Hören Sie viel Klaviermusik?
Krier: Ich höre viel Musik, aber wenig Klaviermusik. Eher Orchesterwerke, auch Jazz und Worldmusic. Wenn ich Klaviermusik höre, ist das oft mit einer Information verbunden, die ich
haben möchte.
Sie haben ein Faible für Klaviermusik der Moderne und der
Gegenwart.
Krier: Schon als Kind war ich begeisterter von Bartók als
von Chopin. Natürlich mag ich die Romantik auch. Doch das
20. Jahrhundert finde ich sehr spannend, weil es so viele
neue Richtungen einschlägt und es trotzdem Tradition und
Verbundenheit gibt – auch wenn viele das nicht denken.
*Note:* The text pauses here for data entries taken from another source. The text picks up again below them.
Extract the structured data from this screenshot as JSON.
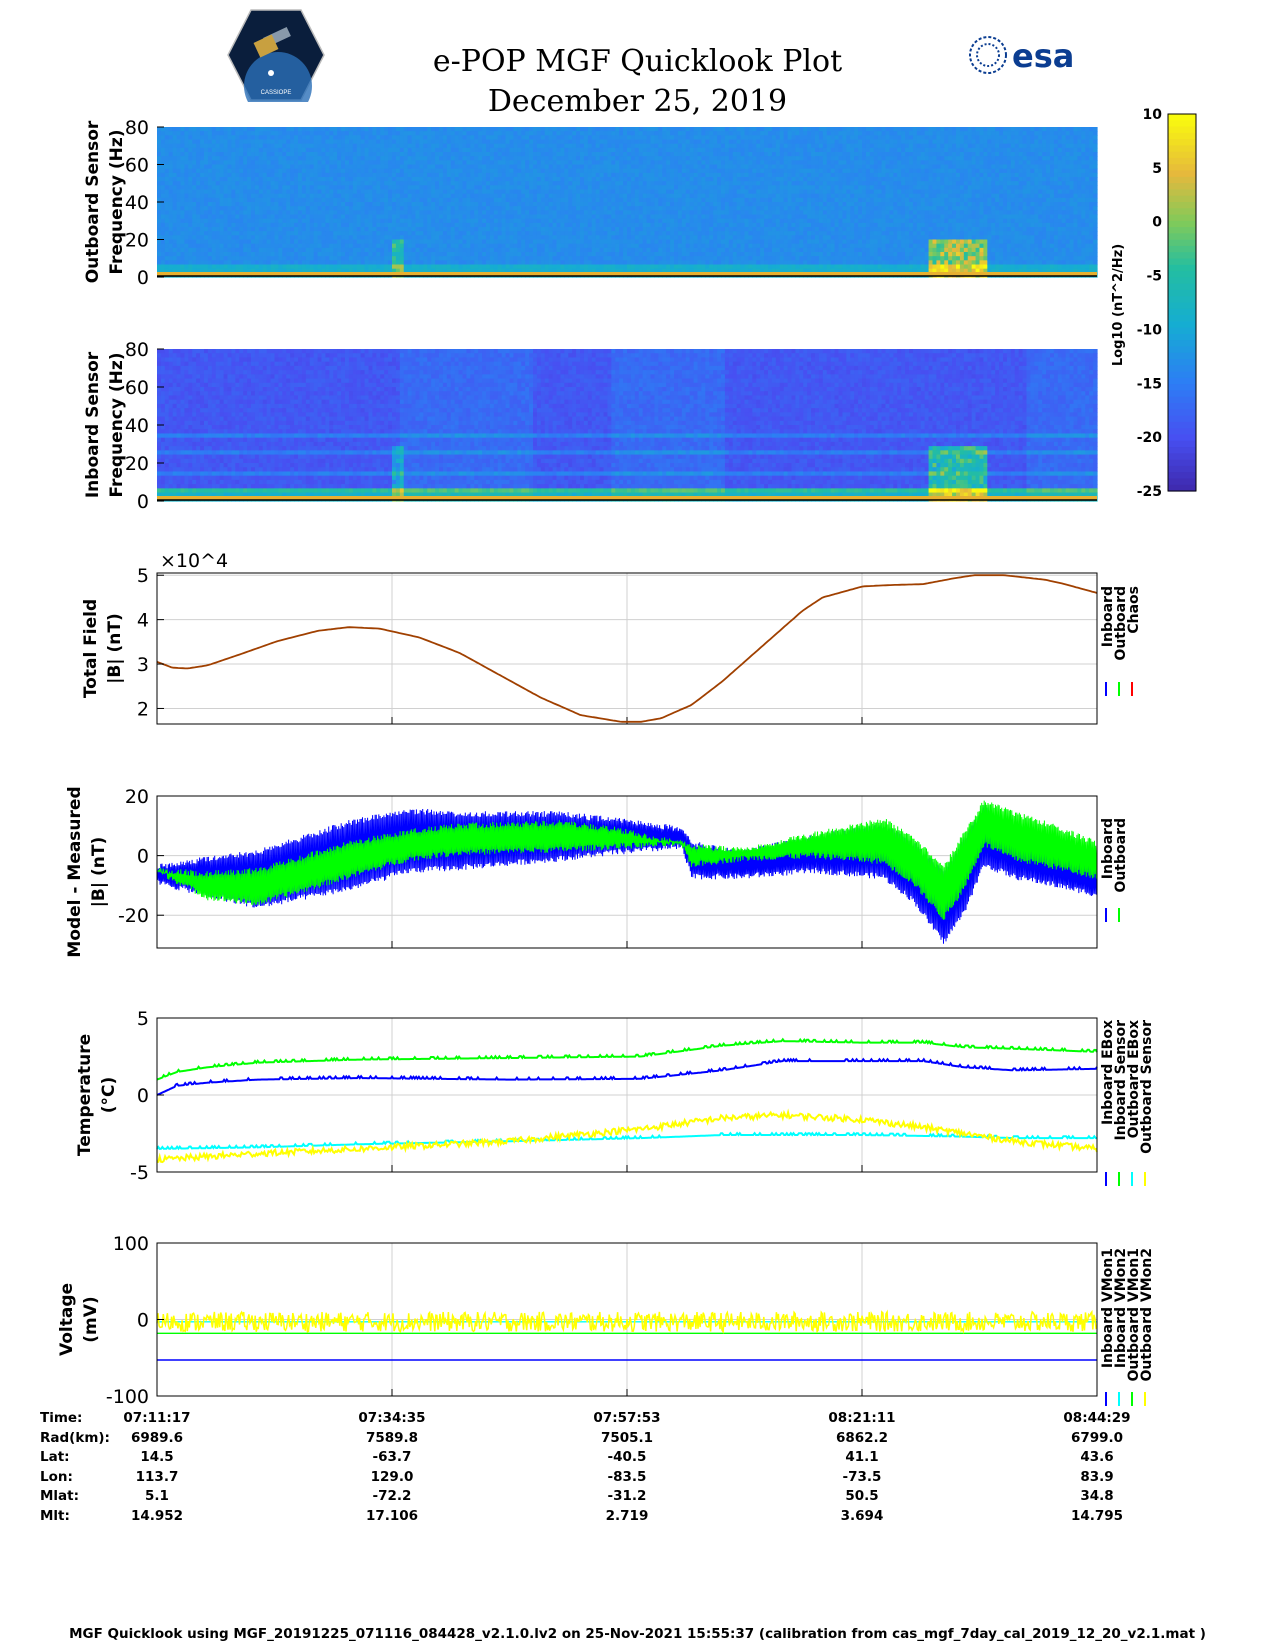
{
  "title": "e-POP MGF Quicklook Plot",
  "date": "December 25, 2019",
  "logos": {
    "left": "CASSIOPE",
    "right": "esa"
  },
  "colors": {
    "inboard": "#0000ff",
    "outboard": "#00ff00",
    "chaos": "#ff0000",
    "cyan": "#00ffff",
    "yellow": "#ffff00",
    "chaosLine": "#a04000",
    "grid": "#d0d0d0"
  },
  "footer": "MGF Quicklook using MGF_20191225_071116_084428_v2.1.0.lv2 on 25-Nov-2021 15:55:37 (calibration from cas_mgf_7day_cal_2019_12_20_v2.1.mat )",
  "position_table": {
    "labels": [
      "Time:",
      "Rad(km):",
      "Lat:",
      "Lon:",
      "Mlat:",
      "Mlt:"
    ],
    "columns": [
      [
        "07:11:17",
        "6989.6",
        "14.5",
        "113.7",
        "5.1",
        "14.952"
      ],
      [
        "07:34:35",
        "7589.8",
        "-63.7",
        "129.0",
        "-72.2",
        "17.106"
      ],
      [
        "07:57:53",
        "7505.1",
        "-40.5",
        "-83.5",
        "-31.2",
        "2.719"
      ],
      [
        "08:21:11",
        "6862.2",
        "41.1",
        "-73.5",
        "50.5",
        "3.694"
      ],
      [
        "08:44:29",
        "6799.0",
        "43.6",
        "83.9",
        "34.8",
        "14.795"
      ]
    ]
  },
  "chart_data": [
    {
      "type": "heatmap",
      "name": "outboard-spectrogram",
      "ylabel": [
        "Outboard Sensor",
        "Frequency (Hz)"
      ],
      "ylim": [
        0,
        80
      ],
      "yticks": [
        0,
        20,
        40,
        60,
        80
      ],
      "colorbar": {
        "label": "Log10 (nT^2/Hz)",
        "clim": [
          -25,
          10
        ],
        "ticks": [
          10,
          5,
          0,
          -5,
          -10,
          -15,
          -20,
          -25
        ]
      }
    },
    {
      "type": "heatmap",
      "name": "inboard-spectrogram",
      "ylabel": [
        "Inboard Sensor",
        "Frequency (Hz)"
      ],
      "ylim": [
        0,
        80
      ],
      "yticks": [
        0,
        20,
        40,
        60,
        80
      ]
    },
    {
      "type": "line",
      "name": "total-field",
      "ylabel": [
        "Total Field",
        "|B| (nT)"
      ],
      "exponent": "×10^4",
      "ylim": [
        1.65,
        5.05
      ],
      "yticks": [
        2,
        3,
        4,
        5
      ],
      "x_minutes": [
        0,
        1.5,
        3,
        5,
        8,
        12,
        16,
        19,
        22,
        26,
        30,
        34,
        38,
        42,
        46,
        48,
        50,
        53,
        56,
        60,
        64,
        66,
        70,
        73,
        76,
        79,
        81,
        84,
        88,
        90,
        93.2
      ],
      "values": [
        3.05,
        2.92,
        2.9,
        2.97,
        3.2,
        3.52,
        3.75,
        3.83,
        3.8,
        3.6,
        3.25,
        2.75,
        2.25,
        1.85,
        1.7,
        1.7,
        1.78,
        2.08,
        2.6,
        3.4,
        4.2,
        4.5,
        4.75,
        4.78,
        4.8,
        4.93,
        5.0,
        5.0,
        4.9,
        4.8,
        4.6
      ],
      "legend": [
        "Inboard",
        "Outboard",
        "Chaos"
      ]
    },
    {
      "type": "line",
      "name": "model-measured",
      "ylabel": [
        "Model - Measured",
        "|B| (nT)"
      ],
      "ylim": [
        -31,
        20
      ],
      "yticks": [
        -20,
        0,
        20
      ],
      "series": [
        {
          "name": "Inboard",
          "x_minutes": [
            0,
            5,
            10,
            19,
            25,
            30,
            40,
            45,
            52,
            53,
            58,
            65,
            72,
            75,
            78,
            80,
            82,
            85,
            88,
            93.2
          ],
          "upper": [
            -3,
            0,
            2,
            12,
            16,
            15,
            15,
            13,
            10,
            5,
            2,
            7,
            11,
            5,
            -5,
            6,
            17,
            10,
            5,
            -3
          ],
          "lower": [
            -10,
            -14,
            -18,
            -12,
            -6,
            -5,
            -2,
            0,
            2,
            -8,
            -8,
            -6,
            -8,
            -16,
            -30,
            -20,
            -4,
            -8,
            -10,
            -14
          ]
        },
        {
          "name": "Outboard",
          "x_minutes": [
            0,
            5,
            10,
            19,
            25,
            30,
            40,
            45,
            52,
            53,
            58,
            65,
            72,
            75,
            78,
            80,
            82,
            85,
            88,
            93.2
          ],
          "upper": [
            -4,
            -5,
            -4,
            5,
            9,
            11,
            12,
            10,
            5,
            4,
            3,
            8,
            13,
            7,
            -3,
            8,
            19,
            15,
            12,
            5
          ],
          "lower": [
            -6,
            -15,
            -17,
            -8,
            -2,
            0,
            1,
            2,
            3,
            -4,
            -2,
            -1,
            -3,
            -10,
            -22,
            -12,
            3,
            -2,
            -4,
            -8
          ]
        }
      ],
      "legend": [
        "Inboard",
        "Outboard"
      ]
    },
    {
      "type": "line",
      "name": "temperature",
      "ylabel": [
        "Temperature",
        "(°C)"
      ],
      "ylim": [
        -5,
        5
      ],
      "yticks": [
        -5,
        0,
        5
      ],
      "series": [
        {
          "name": "Inboard EBox",
          "x_minutes": [
            0,
            2,
            5,
            10,
            20,
            35,
            48,
            56,
            62,
            70,
            76,
            80,
            85,
            93.2
          ],
          "values": [
            0.0,
            0.6,
            0.8,
            1.0,
            1.1,
            1.0,
            1.05,
            1.6,
            2.2,
            2.2,
            2.2,
            1.8,
            1.6,
            1.7
          ]
        },
        {
          "name": "Inboard Sensor",
          "x_minutes": [
            0,
            2,
            5,
            10,
            20,
            35,
            48,
            56,
            62,
            70,
            76,
            80,
            85,
            93.2
          ],
          "values": [
            1.0,
            1.5,
            1.8,
            2.1,
            2.3,
            2.4,
            2.5,
            3.2,
            3.5,
            3.4,
            3.4,
            3.1,
            3.0,
            2.8
          ]
        },
        {
          "name": "Outboard EBox",
          "x_minutes": [
            0,
            10,
            20,
            35,
            48,
            56,
            62,
            70,
            80,
            85,
            93.2
          ],
          "values": [
            -3.5,
            -3.4,
            -3.2,
            -3.0,
            -2.8,
            -2.6,
            -2.6,
            -2.6,
            -2.7,
            -2.8,
            -2.8
          ]
        },
        {
          "name": "Outboard Sensor",
          "x_minutes": [
            0,
            10,
            20,
            35,
            48,
            56,
            62,
            70,
            76,
            80,
            85,
            93.2
          ],
          "values": [
            -4.2,
            -3.8,
            -3.5,
            -3.0,
            -2.2,
            -1.5,
            -1.3,
            -1.6,
            -2.1,
            -2.5,
            -3.0,
            -3.5
          ]
        }
      ],
      "legend": [
        "Inboard EBox",
        "Inboard Sensor",
        "Outboard EBox",
        "Outboard Sensor"
      ]
    },
    {
      "type": "line",
      "name": "voltage",
      "ylabel": [
        "Voltage",
        "(mV)"
      ],
      "ylim": [
        -100,
        100
      ],
      "yticks": [
        -100,
        0,
        100
      ],
      "series": [
        {
          "name": "Inboard VMon1",
          "x_minutes": [
            0,
            93.2
          ],
          "values": [
            -53,
            -53
          ]
        },
        {
          "name": "Inboard VMon2",
          "x_minutes": [
            0,
            93.2
          ],
          "values": [
            -3,
            -3
          ]
        },
        {
          "name": "Outboard VMon1",
          "x_minutes": [
            0,
            93.2
          ],
          "values": [
            -18,
            -18
          ]
        },
        {
          "name": "Outboard VMon2",
          "x_minutes": [
            0,
            93.2
          ],
          "values": [
            -3,
            -3
          ]
        }
      ],
      "legend": [
        "Inboard VMon1",
        "Inboard VMon2",
        "Outboard VMon1",
        "Outboard VMon2"
      ]
    }
  ]
}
Die
Wege werden geöffnet und neue Lösungen für die Weiterentwicklung gesucht. Das Ende der Romantik war unausweichlich. Weiter als Wagner konnte man die Chromatik im
Sinne des traditionellen Musikschreibens nicht führen. Es ist
logisch, dass in diesem Moment die Atonalität aufkommt.
Die Zeit, in der man denkt, es gibt keine Regeln mehr, ist
kurz. Jeder versucht, sich eine neue Regelstruktur aufzubauen. Ich bin davon überzeugt, dass man mit Regeln freier ist.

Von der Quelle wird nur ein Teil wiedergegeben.